Kenilworth Home Management Platform

Kenilworth Home Management Platform

Shortly after we had our first child, I became acutely aware of the logistical challenges of modern parenting. And as a tool maker, I set out to create a solution that smoothed out some of the pain points.

I approached the project as a platform that could eventually span multiple surfaces – so a robust API layer would be key. I wanted it to reduce my wife and my mental loads, and serve as a central repository for key knowledge related to our family and home.

The result was the Kenilworth app. Features included:

  1. Meal Planner – The keystone feature. This allowed us to plan ahead for the week, embracing the idea of “recognition over recall” and allowing selection from all of our local restaurants and favorite recipes. It allowed for levels of certainty and optionality with Placeholders: Some days, you just want to decide last minute, and that’s ok.
  2. Restaurants – A simple repository for restaurants, serving the Meal Planner feature, which delivery service they’re available on, whether or not it’s a chain (we typically prefer local shops), and what cuisine it is.
  3. Recipes – Another repository, serving the Meal Planner, that linked out to favorite recipes. If it was a verbal recipe, we could log it down as a note without a link.
  4. Manuals – I’m a huge fan of RTFM: “Read The F’ing Manual”. And no less for all household appliances. This was a place to centralize all of our digital appliance manuals, in addition to the model names and numbers for service repairs.
  5. Swatches – A lowkey pain point for all households. This was a place to log the paint codes, types, and brands for the paint used for each room in our house. Incredible how difficult this is to codify and manage.
  6. Home Projects – A place to manage and triage the many home projects that crop up. This included Priority, Expected Cost, Actual Cost, and Service Providers.
  7. Subscriptions – It seems like everything is a paid subscription these days, and for many people it’s caused expenses to get quite a bit out of control. This feature allowed families to track the active and recurring statuses of subscriptions, the login method, cost, and category. Categories could be rolled up to help with budgeting and planning.
  8. Guest Book – A separate, externally-facing experience for when guests visit and want to leave a note. This experience also provided things like the wifi password, local attractions, favorite restaurants, and more.
  9. Dashboard – A lens into trends and unique views of the data, such as “how often are we eating leftovers?” or “How often are we eating from restaurants vs home-cooked recipes?” It also served as a bookmark hub for couples to centralize shared documents and savings/spending goals.

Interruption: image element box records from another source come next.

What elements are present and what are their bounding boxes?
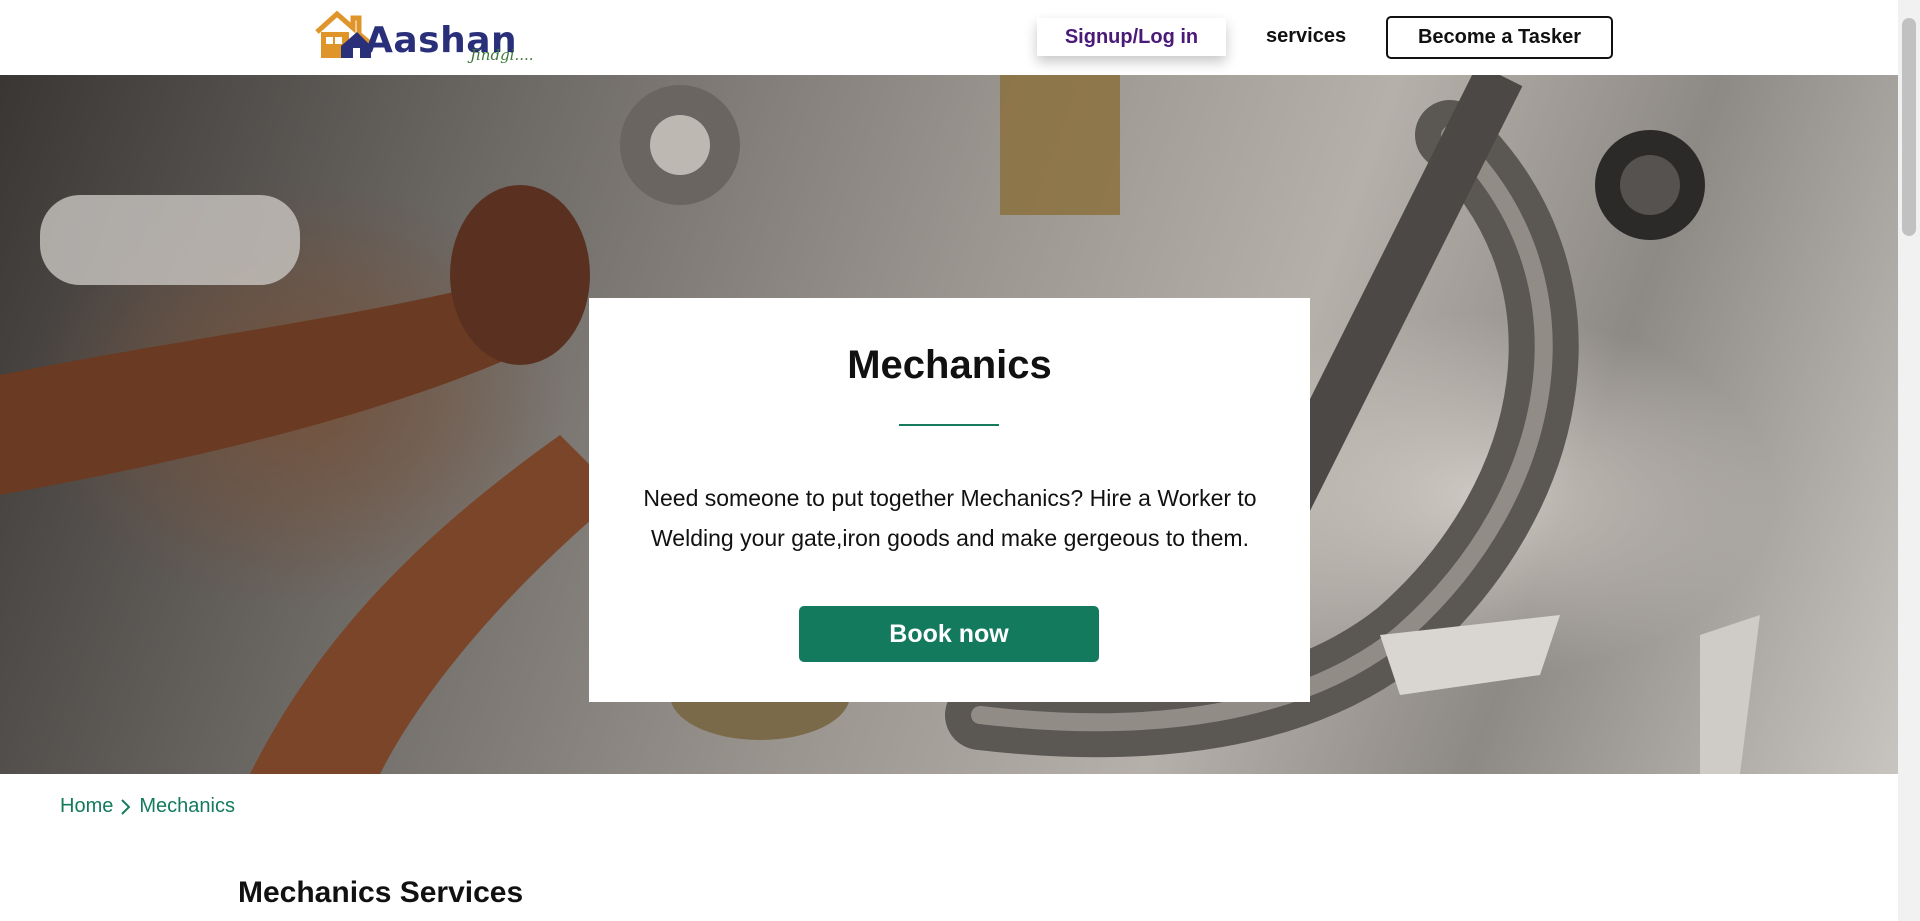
book-now-button[interactable]: Book now	[799, 606, 1099, 662]
title-divider	[899, 424, 999, 426]
brand-tagline: Jindgi....	[470, 46, 534, 64]
brand-logo[interactable]: Aashan Jindgi....	[313, 6, 543, 68]
service-description: Need someone to put together Mechanics? …	[643, 485, 1257, 551]
services-link[interactable]: services	[1266, 25, 1346, 48]
service-card: Mechanics Need someone to put together M…	[589, 298, 1310, 702]
breadcrumb: Home Mechanics	[60, 795, 235, 818]
site-header: Aashan Jindgi.... Signup/Log in services…	[0, 0, 1898, 75]
page-scrollbar[interactable]	[1898, 0, 1920, 921]
signup-login-button[interactable]: Signup/Log in	[1037, 18, 1226, 56]
hero-banner: Mechanics Need someone to put together M…	[0, 75, 1898, 774]
become-tasker-button[interactable]: Become a Tasker	[1386, 16, 1613, 59]
section-title: Mechanics Services	[238, 876, 524, 909]
breadcrumb-home[interactable]: Home	[60, 795, 113, 818]
breadcrumb-current[interactable]: Mechanics	[139, 795, 235, 818]
chevron-right-icon	[121, 798, 131, 815]
service-title: Mechanics	[847, 343, 1052, 387]
scrollbar-thumb[interactable]	[1902, 18, 1916, 236]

This existed and evolved for about 3 years as an increasingly sophisticated React + Redux web app. I dabbled in different experiences for Slack, Apple TV, Apple Watch, and an iPhone app with widgets, all served by a robust API layer written on Java Spring.

The implementation was entirely WCAG AA compliant, keyboard accessible, and responsive for mobile usage.

Architecture & API

I learned a LOT about authentication, API design, and data state management with Redux. The API leveraged inherited classes, interfaces, and structs for a full-featured OOP Java implementation. Here are a couple of views into the architectural planning:

Marketing Home

As this became more fully formed, I thought my local community might be able to benefit from it at some point. I think it’s super important to be a good neighbor, and this was one potential tool that could help my community and neighbors. I didn’t see this as a commercial project but rather as a dutiful pro-bono service for my community.

With that in mind, here was the signup homepage that almost was, until…

Enter ChatGPT

Things changed once ChatGPT entered the picture around late 2022 – I immediately knew things were different. (Em-dash pun intended. 😉)

I tested the potential by plugging exported Restaurant and Recipe data into an agent, along with additional recommendation criteria, and it produced a perfectly arranged schedule for our family for the week.

Additionally, my wife has a strong preference for spreadsheets and Apple Notes, and nothing could persuade her otherwise.

Current Status

These two factors encouraged me to put a hold on this project for the time being. For now, Kenilworth has dissolved into the fleeting, etherial waters of Google Spreadsheets and agentic prompts.